Les trois piliers de l'ISPS : Plans, Personnel et Niveaux de sécurité

Plans de sécurité

Toutes les compagnies maritimes exploitant des navires de plus de 500 tonneaux de jauge brute, ainsi que toutes les installations portuaires internationales, sont tenues d'élaborer, de maintenir et de mettre en œuvre une stratégie de sûreté documentée. Côté navire, il s'agit du Plan de sûreté du navire (PSN). Côté port, il s'agit du Plan de sûreté des installations portuaires (PSIP). Ces deux documents doivent être approuvés par l'État du pavillon concerné ou son organisme de sûreté reconnu (OSR). Le PSN doit inclure les conditions et procédures de sûreté applicables à chaque port d'escale pour les navires chargeant dans les ports chinois, généralement Shanghai, Ningbo, Qingdao ou Shenzhen, et dans les ports norvégiens de destination.

Ces plans sont des documents évolutifs. Ils doivent être examinés et modifiés en fonction des évaluations de sécurité, des incidents et des changements de l'environnement opérationnel. L'évaluation de la sécurité du navire (ESN) est le processus d'audit formel permettant d'identifier les vulnérabilités des opérations essentielles à bord et de mettre à jour le plan de sécurité du navire (PSN).

Personnel de sécurité

Le Code ISPS définit une chaîne claire de responsabilités en matière de sûreté. Au niveau de l'entreprise, l'agent de sûreté de l'entreprise (ASE) est chargé d'évaluer la sûreté du navire, de suivre l'élaboration des plans de sûreté du navire (PSN) et de veiller à ce que les formations appropriées soient dispensées. Chaque navire dispose d'un agent de sûreté du navire (ASN) chargé de coordonner la mise en œuvre quotidienne du PSN et de superviser les tâches de l'équipage aux différents niveaux de sûreté. Dans chaque installation portuaire, un agent de sûreté des installations portuaires (ASIP) remplit les mêmes fonctions, en réalisant des évaluations de sûreté des installations portuaires et en tenant à jour le plan de sûreté des installations portuaires (PSIP).

Il convient de noter qu'en juillet 2025, le Sous-comité de l'OMI chargé de la mise en œuvre des instruments de l'OMI a confirmé que les vérifications du Code ISPS ne peuvent être effectuées à distance que dans de rares cas.

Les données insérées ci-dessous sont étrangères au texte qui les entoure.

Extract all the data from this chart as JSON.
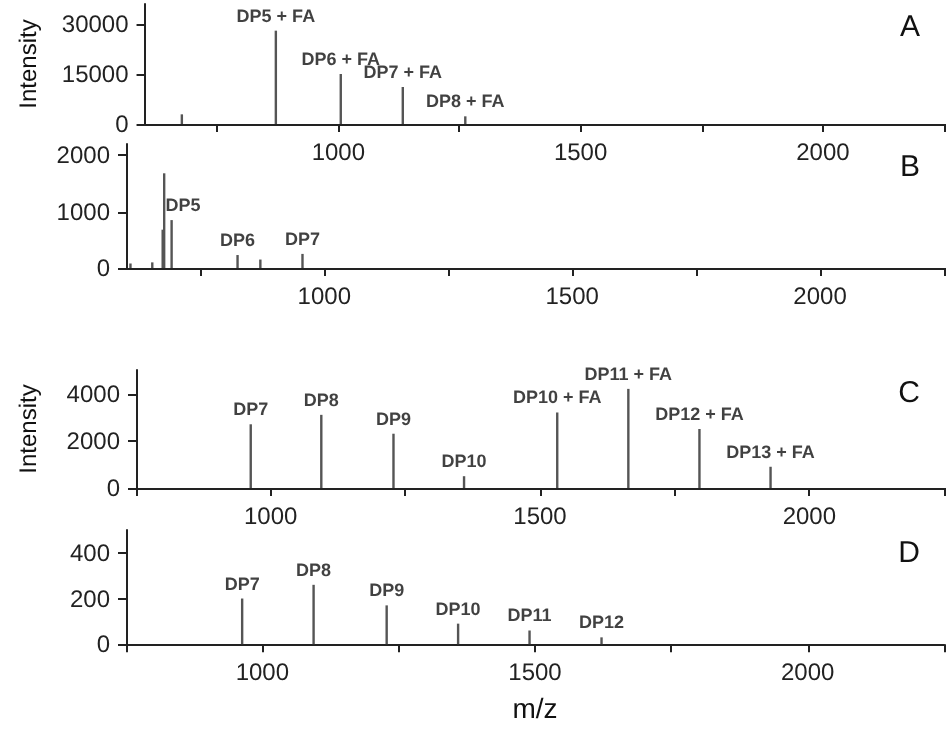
{
  "chart_data": [
    {
      "type": "bar",
      "ylabel": "Intensity",
      "x": [
        677,
        871,
        1005,
        1133,
        1262
      ],
      "values": [
        2900,
        28000,
        15000,
        11100,
        2300
      ],
      "color": "#555555",
      "xlim": [
        600,
        2250
      ],
      "xticks": [
        {
          "value": 750,
          "label": null
        },
        1000,
        {
          "value": 1250,
          "label": null
        },
        1500,
        {
          "value": 1750,
          "label": null
        },
        2000,
        {
          "value": 2250,
          "label": null
        }
      ],
      "ylim": [
        0,
        36000
      ],
      "yticks": [
        0,
        15000,
        30000
      ],
      "annotations": [
        "A",
        {
          "text": "DP5 + FA",
          "x": 871,
          "y": 28000
        },
        {
          "text": "DP6 + FA",
          "x": 1005,
          "y": 15000
        },
        {
          "text": "DP7 + FA",
          "x": 1133,
          "y": 11100
        },
        {
          "text": "DP8 + FA",
          "x": 1262,
          "y": 2300
        }
      ]
    },
    {
      "type": "bar",
      "x": [
        609,
        653,
        674,
        677,
        692,
        825,
        871,
        956
      ],
      "values": [
        80,
        100,
        680,
        1680,
        850,
        230,
        150,
        250
      ],
      "color": "#555555",
      "xlim": [
        600,
        2250
      ],
      "xticks": [
        {
          "value": 750,
          "label": null
        },
        1000,
        {
          "value": 1250,
          "label": null
        },
        1500,
        {
          "value": 1750,
          "label": null
        },
        2000,
        {
          "value": 2250,
          "label": null
        }
      ],
      "ylim": [
        0,
        2200
      ],
      "yticks": [
        0,
        1000,
        2000
      ],
      "annotations": [
        "B",
        {
          "text": "DP5",
          "x": 692,
          "y": 850
        },
        {
          "text": "DP6",
          "x": 825,
          "y": 230
        },
        {
          "text": "DP7",
          "x": 956,
          "y": 250
        }
      ]
    },
    {
      "type": "bar",
      "x": [
        963,
        1094,
        1228,
        1359,
        1532,
        1664,
        1796,
        1928
      ],
      "values": [
        2700,
        3100,
        2300,
        500,
        3200,
        4200,
        2500,
        900
      ],
      "color": "#555555",
      "xlim": [
        750,
        2250
      ],
      "xticks": [
        {
          "value": 750,
          "label": null
        },
        1000,
        {
          "value": 1250,
          "label": null
        },
        1500,
        {
          "value": 1750,
          "label": null
        },
        2000,
        {
          "value": 2250,
          "label": null
        }
      ],
      "ylim": [
        0,
        5000
      ],
      "yticks": [
        0,
        2000,
        4000
      ],
      "ylabel": "Intensity",
      "annotations": [
        "C",
        {
          "text": "DP7",
          "x": 963,
          "y": 2700
        },
        {
          "text": "DP8",
          "x": 1094,
          "y": 3100
        },
        {
          "text": "DP9",
          "x": 1228,
          "y": 2300
        },
        {
          "text": "DP10",
          "x": 1359,
          "y": 500
        },
        {
          "text": "DP10 + FA",
          "x": 1532,
          "y": 3200
        },
        {
          "text": "DP11 + FA",
          "x": 1664,
          "y": 4200
        },
        {
          "text": "DP12 + FA",
          "x": 1796,
          "y": 2500
        },
        {
          "text": "DP13 + FA",
          "x": 1928,
          "y": 900
        }
      ]
    },
    {
      "type": "bar",
      "x": [
        963,
        1094,
        1228,
        1359,
        1490,
        1622
      ],
      "values": [
        200,
        260,
        170,
        90,
        60,
        30
      ],
      "color": "#555555",
      "xlim": [
        750,
        2250
      ],
      "xticks": [
        {
          "value": 750,
          "label": null
        },
        1000,
        {
          "value": 1250,
          "label": null
        },
        1500,
        {
          "value": 1750,
          "label": null
        },
        2000,
        {
          "value": 2250,
          "label": null
        }
      ],
      "ylim": [
        0,
        500
      ],
      "yticks": [
        0,
        200,
        400
      ],
      "xlabel": "m/z",
      "annotations": [
        "D",
        {
          "text": "DP7",
          "x": 963,
          "y": 200
        },
        {
          "text": "DP8",
          "x": 1094,
          "y": 260
        },
        {
          "text": "DP9",
          "x": 1228,
          "y": 170
        },
        {
          "text": "DP10",
          "x": 1359,
          "y": 90
        },
        {
          "text": "DP11",
          "x": 1490,
          "y": 60
        },
        {
          "text": "DP12",
          "x": 1622,
          "y": 30
        }
      ]
    }
  ]
}
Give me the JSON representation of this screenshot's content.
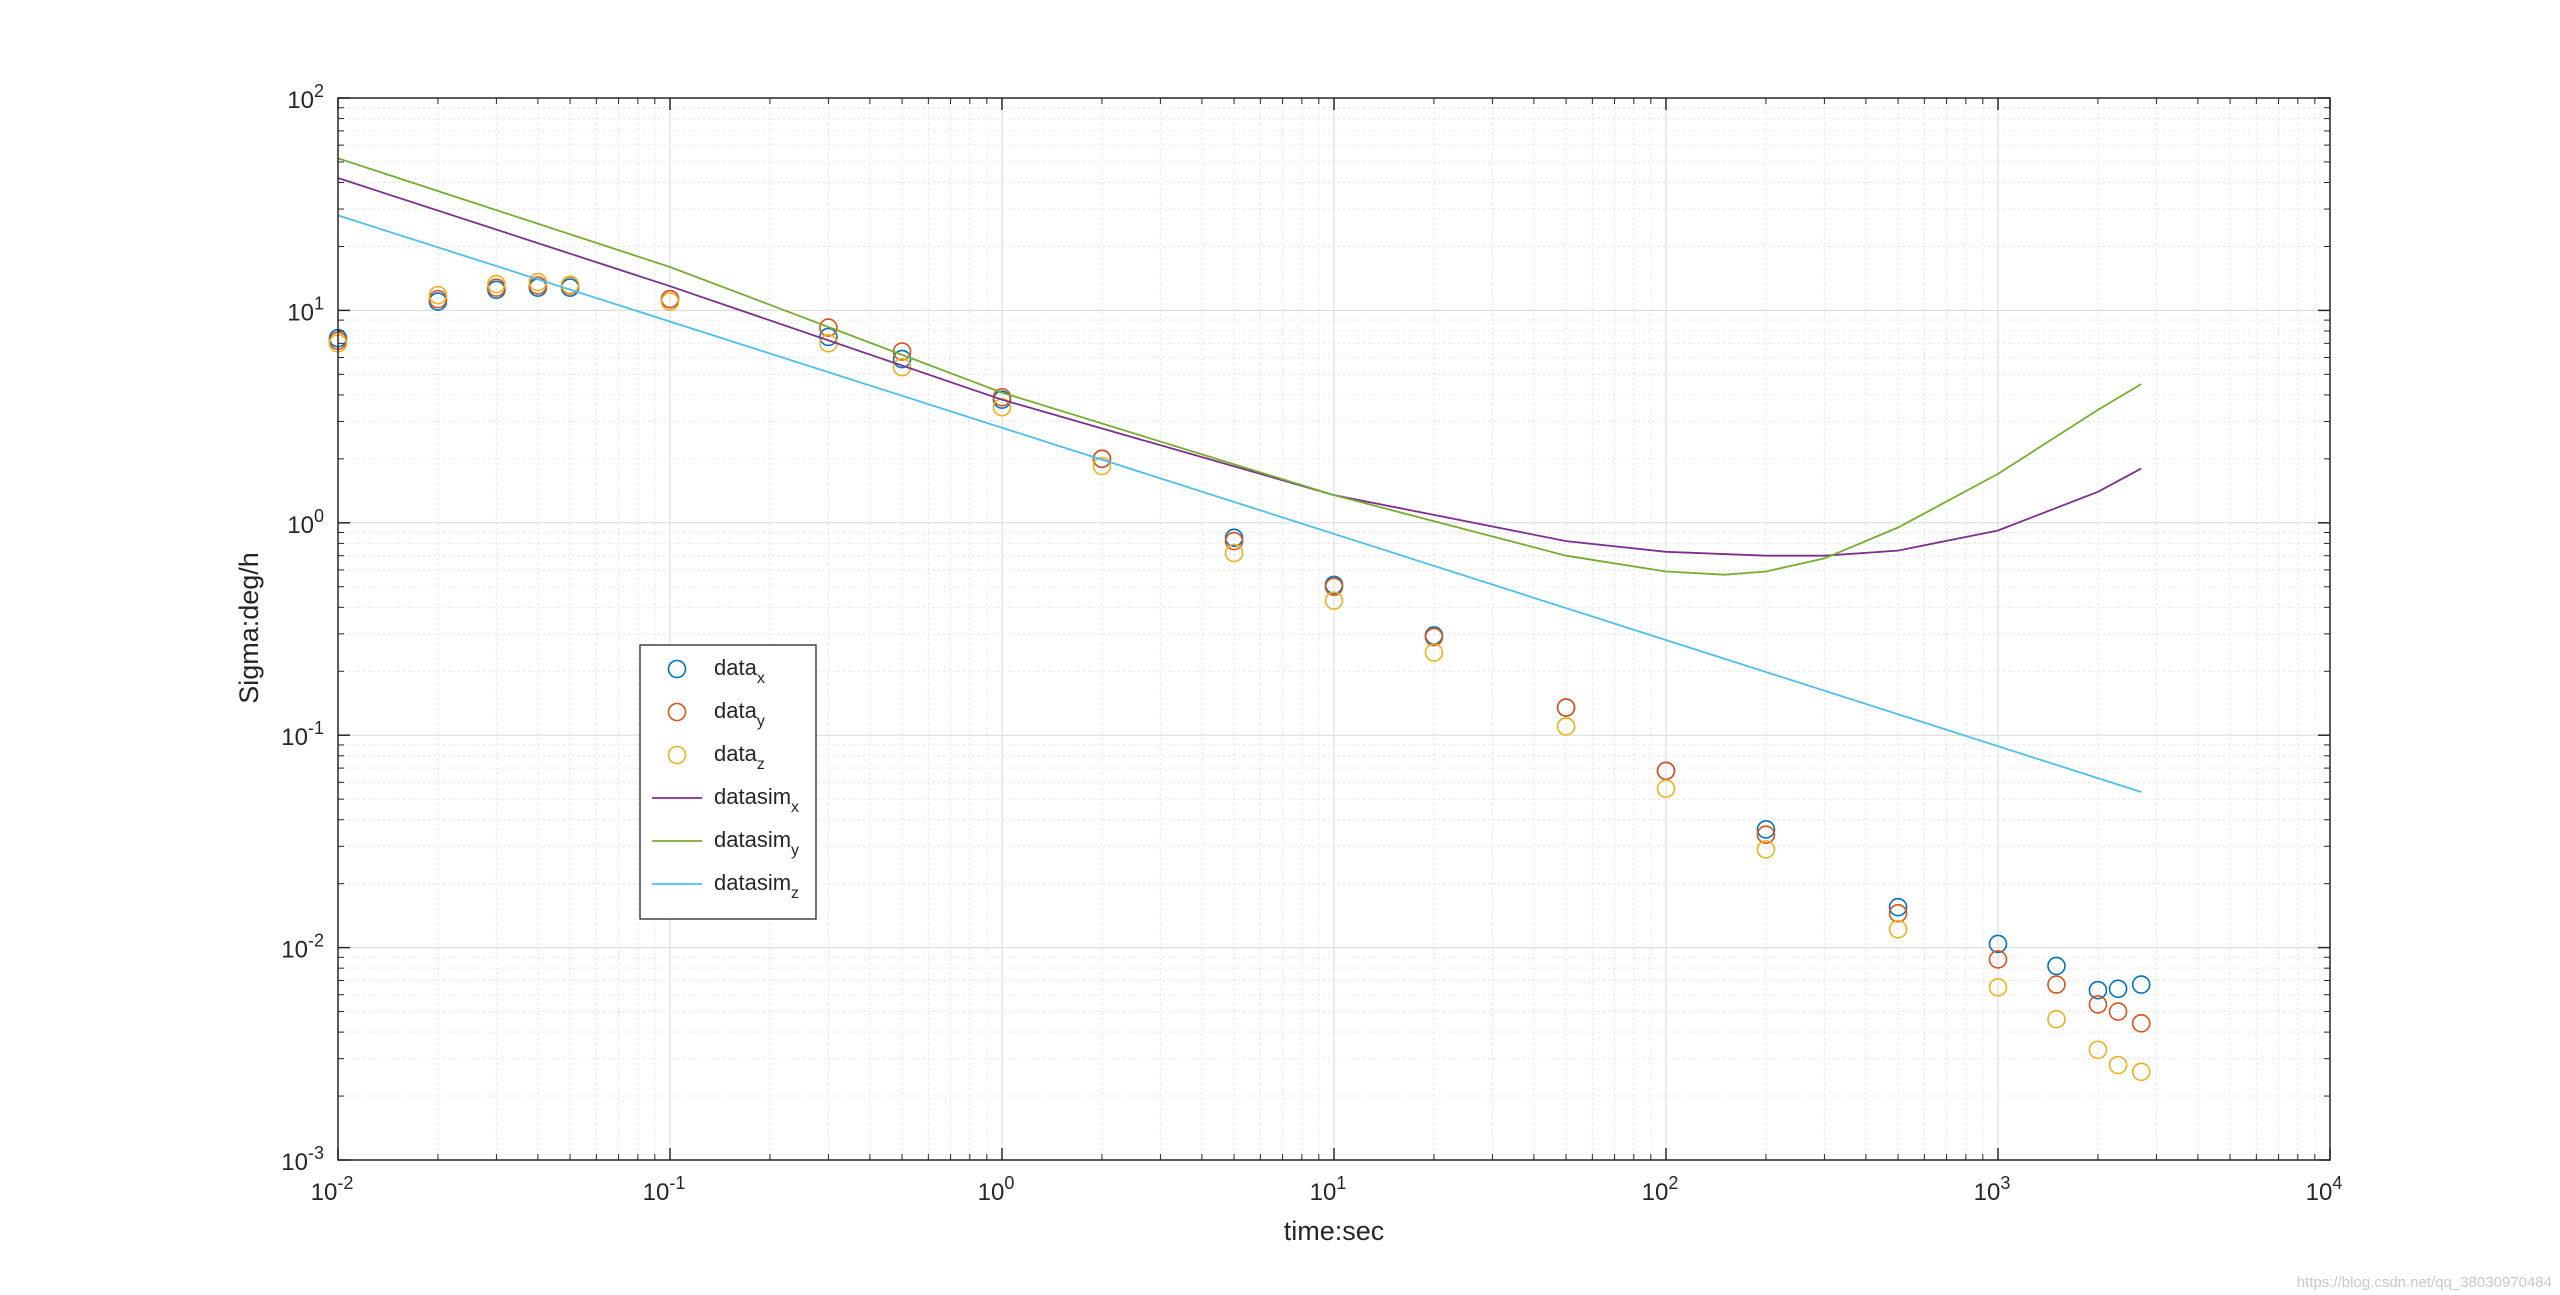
{
  "chart_data": {
    "type": "scatter",
    "xlabel": "time:sec",
    "ylabel": "Sigma:deg/h",
    "xscale": "log",
    "yscale": "log",
    "xlim": [
      0.01,
      10000
    ],
    "ylim": [
      0.001,
      100
    ],
    "grid": true,
    "legend_position": "left-middle",
    "x_ticks": [
      {
        "base": "10",
        "exp": "-2"
      },
      {
        "base": "10",
        "exp": "-1"
      },
      {
        "base": "10",
        "exp": "0"
      },
      {
        "base": "10",
        "exp": "1"
      },
      {
        "base": "10",
        "exp": "2"
      },
      {
        "base": "10",
        "exp": "3"
      },
      {
        "base": "10",
        "exp": "4"
      }
    ],
    "y_ticks": [
      {
        "base": "10",
        "exp": "-3"
      },
      {
        "base": "10",
        "exp": "-2"
      },
      {
        "base": "10",
        "exp": "-1"
      },
      {
        "base": "10",
        "exp": "0"
      },
      {
        "base": "10",
        "exp": "1"
      },
      {
        "base": "10",
        "exp": "2"
      }
    ],
    "series": [
      {
        "name": "data",
        "subscript": "x",
        "kind": "markers",
        "color": "#0072BD",
        "x": [
          0.01,
          0.02,
          0.03,
          0.04,
          0.05,
          0.1,
          0.3,
          0.5,
          1,
          2,
          5,
          10,
          20,
          50,
          100,
          200,
          500,
          1000,
          1500,
          2000,
          2300,
          2700
        ],
        "y": [
          7.4,
          11.0,
          12.5,
          12.8,
          12.8,
          11.3,
          7.5,
          5.9,
          3.8,
          2.0,
          0.85,
          0.51,
          0.295,
          0.135,
          0.068,
          0.036,
          0.0155,
          0.0104,
          0.0082,
          0.0063,
          0.0064,
          0.0067
        ]
      },
      {
        "name": "data",
        "subscript": "y",
        "kind": "markers",
        "color": "#D95319",
        "x": [
          0.01,
          0.02,
          0.03,
          0.04,
          0.05,
          0.1,
          0.3,
          0.5,
          1,
          2,
          5,
          10,
          20,
          50,
          100,
          200,
          500,
          1000,
          1500,
          2000,
          2300,
          2700
        ],
        "y": [
          7.2,
          11.3,
          12.8,
          13.1,
          13.1,
          11.3,
          8.3,
          6.4,
          3.9,
          2.0,
          0.82,
          0.5,
          0.29,
          0.135,
          0.068,
          0.034,
          0.0145,
          0.0088,
          0.0067,
          0.0054,
          0.005,
          0.0044
        ]
      },
      {
        "name": "data",
        "subscript": "z",
        "kind": "markers",
        "color": "#EDB120",
        "x": [
          0.01,
          0.02,
          0.03,
          0.04,
          0.05,
          0.1,
          0.3,
          0.5,
          1,
          2,
          5,
          10,
          20,
          50,
          100,
          200,
          500,
          1000,
          1500,
          2000,
          2300,
          2700
        ],
        "y": [
          7.0,
          11.8,
          13.3,
          13.6,
          13.2,
          11.0,
          7.0,
          5.4,
          3.5,
          1.85,
          0.72,
          0.43,
          0.245,
          0.11,
          0.056,
          0.029,
          0.0122,
          0.0065,
          0.0046,
          0.0033,
          0.0028,
          0.0026
        ]
      },
      {
        "name": "datasim",
        "subscript": "x",
        "kind": "line",
        "color": "#7E2F8E",
        "x": [
          0.01,
          0.1,
          1,
          10,
          50,
          100,
          200,
          300,
          500,
          1000,
          2000,
          2700
        ],
        "y": [
          42,
          13.0,
          3.8,
          1.35,
          0.82,
          0.73,
          0.7,
          0.7,
          0.74,
          0.92,
          1.4,
          1.8
        ]
      },
      {
        "name": "datasim",
        "subscript": "y",
        "kind": "line",
        "color": "#77AC30",
        "x": [
          0.01,
          0.1,
          1,
          10,
          50,
          100,
          150,
          200,
          300,
          500,
          1000,
          2000,
          2700
        ],
        "y": [
          52,
          16.0,
          4.1,
          1.35,
          0.7,
          0.59,
          0.57,
          0.59,
          0.68,
          0.95,
          1.7,
          3.4,
          4.5
        ]
      },
      {
        "name": "datasim",
        "subscript": "z",
        "kind": "line",
        "color": "#4DBEEE",
        "x": [
          0.01,
          2700
        ],
        "y": [
          28,
          0.054
        ]
      }
    ]
  },
  "watermark": "https://blog.csdn.net/qq_38030970484"
}
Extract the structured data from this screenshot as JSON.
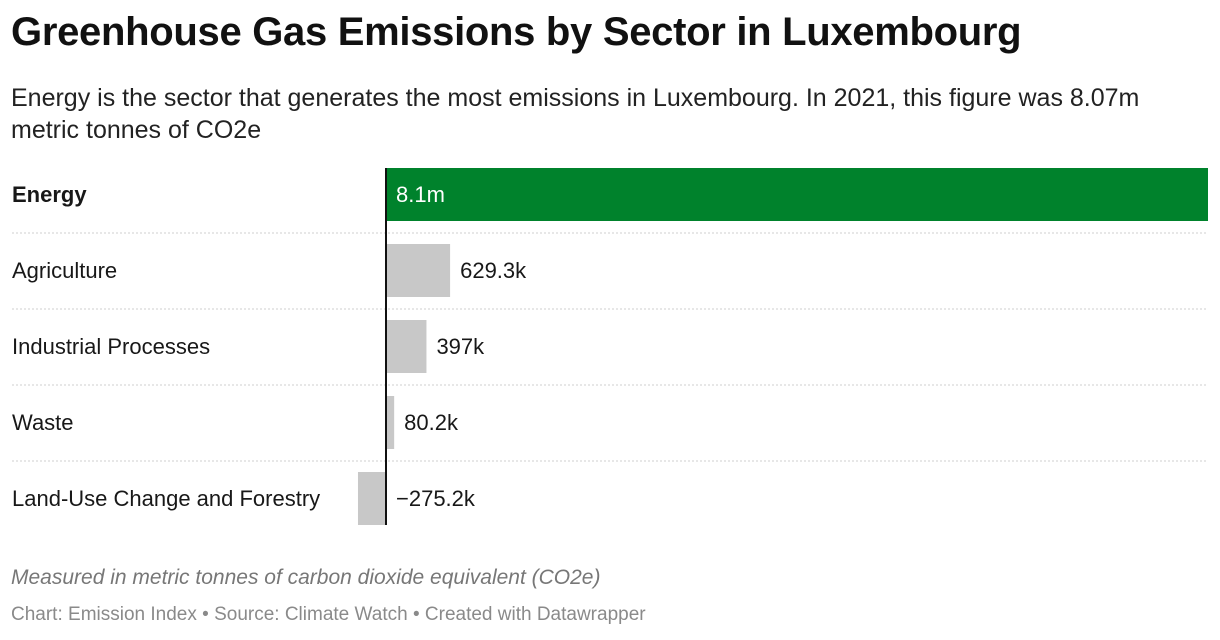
{
  "title": "Greenhouse Gas Emissions by Sector in Luxembourg",
  "subtitle": "Energy is the sector that generates the most emissions in Luxembourg. In 2021, this figure was 8.07m metric tonnes of CO2e",
  "notes": "Measured in metric tonnes of carbon dioxide equivalent (CO2e)",
  "footer": {
    "chart": "Chart: Emission Index",
    "source": "Source: Climate Watch",
    "created": "Created with Datawrapper",
    "separator": " • "
  },
  "colors": {
    "highlight": "#00822c",
    "default": "#c8c8c8",
    "axis": "#111111"
  },
  "chart_data": {
    "type": "bar",
    "orientation": "horizontal",
    "title": "Greenhouse Gas Emissions by Sector in Luxembourg",
    "categories": [
      "Energy",
      "Agriculture",
      "Industrial Processes",
      "Waste",
      "Land-Use Change and Forestry"
    ],
    "values": [
      8070000,
      629300,
      397000,
      80200,
      -275200
    ],
    "value_labels": [
      "8.1m",
      "629.3k",
      "397k",
      "80.2k",
      "−275.2k"
    ],
    "highlight": "Energy",
    "xlim": [
      -275200,
      8070000
    ],
    "grid": false,
    "legend": "none",
    "xlabel": "",
    "ylabel": ""
  }
}
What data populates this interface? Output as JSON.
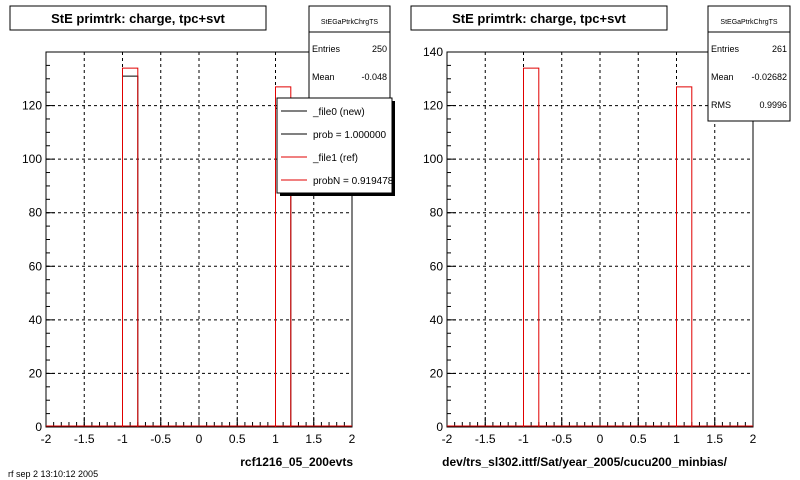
{
  "footer": "rf sep 2 13:10:12 2005",
  "chart_data": [
    {
      "type": "bar",
      "title": "StE primtrk: charge, tpc+svt",
      "xlabel": "rcf1216_05_200evts",
      "ylabel": "",
      "xlim": [
        -2,
        2
      ],
      "ylim": [
        0,
        140
      ],
      "x_ticks": [
        "-2",
        "-1.5",
        "-1",
        "-0.5",
        "0",
        "0.5",
        "1",
        "1.5",
        "2"
      ],
      "y_ticks": [
        "0",
        "20",
        "40",
        "60",
        "80",
        "100",
        "120"
      ],
      "y_tick_values": [
        0,
        20,
        40,
        60,
        80,
        100,
        120
      ],
      "grid": true,
      "bin_edges": [
        [
          -1.0,
          -0.8
        ],
        [
          1.0,
          1.2
        ]
      ],
      "series": [
        {
          "name": "_file0 (new)",
          "color": "#000000",
          "values": [
            131,
            119
          ]
        },
        {
          "name": "_file1 (ref)",
          "color": "#e00000",
          "values": [
            134,
            127
          ]
        }
      ],
      "stats": {
        "title": "StEGaPtrkChrgTS",
        "rows": [
          {
            "label": "Entries",
            "value": "250"
          },
          {
            "label": "Mean",
            "value": "-0.048"
          }
        ]
      },
      "legend": {
        "position": "top-right",
        "entries": [
          {
            "text": "_file0 (new)",
            "color": "#000000"
          },
          {
            "text": "prob = 1.000000",
            "color": "#000000"
          },
          {
            "text": "_file1 (ref)",
            "color": "#e00000"
          },
          {
            "text": "probN = 0.919478",
            "color": "#e00000"
          }
        ]
      }
    },
    {
      "type": "bar",
      "title": "StE primtrk: charge, tpc+svt",
      "xlabel": "dev/trs_sl302.ittf/Sat/year_2005/cucu200_minbias/",
      "ylabel": "",
      "xlim": [
        -2,
        2
      ],
      "ylim": [
        0,
        140
      ],
      "x_ticks": [
        "-2",
        "-1.5",
        "-1",
        "-0.5",
        "0",
        "0.5",
        "1",
        "1.5",
        "2"
      ],
      "y_ticks": [
        "0",
        "20",
        "40",
        "60",
        "80",
        "100",
        "120",
        "140"
      ],
      "y_tick_values": [
        0,
        20,
        40,
        60,
        80,
        100,
        120,
        140
      ],
      "grid": true,
      "bin_edges": [
        [
          -1.0,
          -0.8
        ],
        [
          1.0,
          1.2
        ]
      ],
      "series": [
        {
          "name": "",
          "color": "#e00000",
          "values": [
            134,
            127
          ]
        }
      ],
      "stats": {
        "title": "StEGaPtrkChrgTS",
        "rows": [
          {
            "label": "Entries",
            "value": "261"
          },
          {
            "label": "Mean",
            "value": "-0.02682"
          },
          {
            "label": "RMS",
            "value": "0.9996"
          }
        ]
      }
    }
  ]
}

Ceci souligne l'importance d'une intervention directe et en face à face pour la conformité au Code ISPS, une caractéristique qui influe directement sur les coûts supportés par les transporteurs et les expéditeurs.

Niveaux de sécurité

Le code ISPS prévoit trois niveaux de sécurité que les navires et les installations portuaires peuvent mettre en œuvre indépendamment les uns des autres en fonction des renseignements sur les menaces. Les chargeurs doivent connaître ces niveaux, car une modification du niveau de sécurité peut entraîner des inspections supplémentaires, des exigences documentaires accrues et des retards.

 

Niveau de Sécurité Description Impact opérationnel
Niveau 1 – Normal Conditions de fonctionnement standard ; mesures de protection minimales maintenues en permanence. Contrôles de routine ; les procédures d'entrée portuaires standard s'appliquent.
Niveau 2 – Amélioré Risque accru d'incident de sécurité identifié par le renseignement sur les menaces. Contrôles supplémentaires, accès restreint, surveillance renforcée. Délais possibles de 12 à 24 heures.
Niveau 3 – Menace imminente Il existe une menace spécifique ou imminente d'incident de sécurité. Le port peut restreindre ou suspendre ses opérations. L'entrée peut être refusée en attendant l'autorisation.

 

Sur la route Chine-Norvège, le niveau de sécurité dans les ports de départ est généralement de niveau 1. Cela dit, des renforcements temporaires peuvent être mis en œuvre en fonction de l'évolution de la situation géopolitique et des événements sécuritaires régionaux, notamment dans les ports chinois en réponse aux réglementations de sécurité intérieure, ou dans les ports norvégiens conformément aux recommandations de l'OTAN en matière de sécurité maritime.

 

Frais ISPS : ce que les expéditeurs paient réellement

La conformité à la norme ISPS a un impact direct sur le coût de chaque expédition. Ces coûts sont répercutés sur l'expéditeur sous la forme de deux surcharges distinctes, généralement indiquées sur les factures et les devis.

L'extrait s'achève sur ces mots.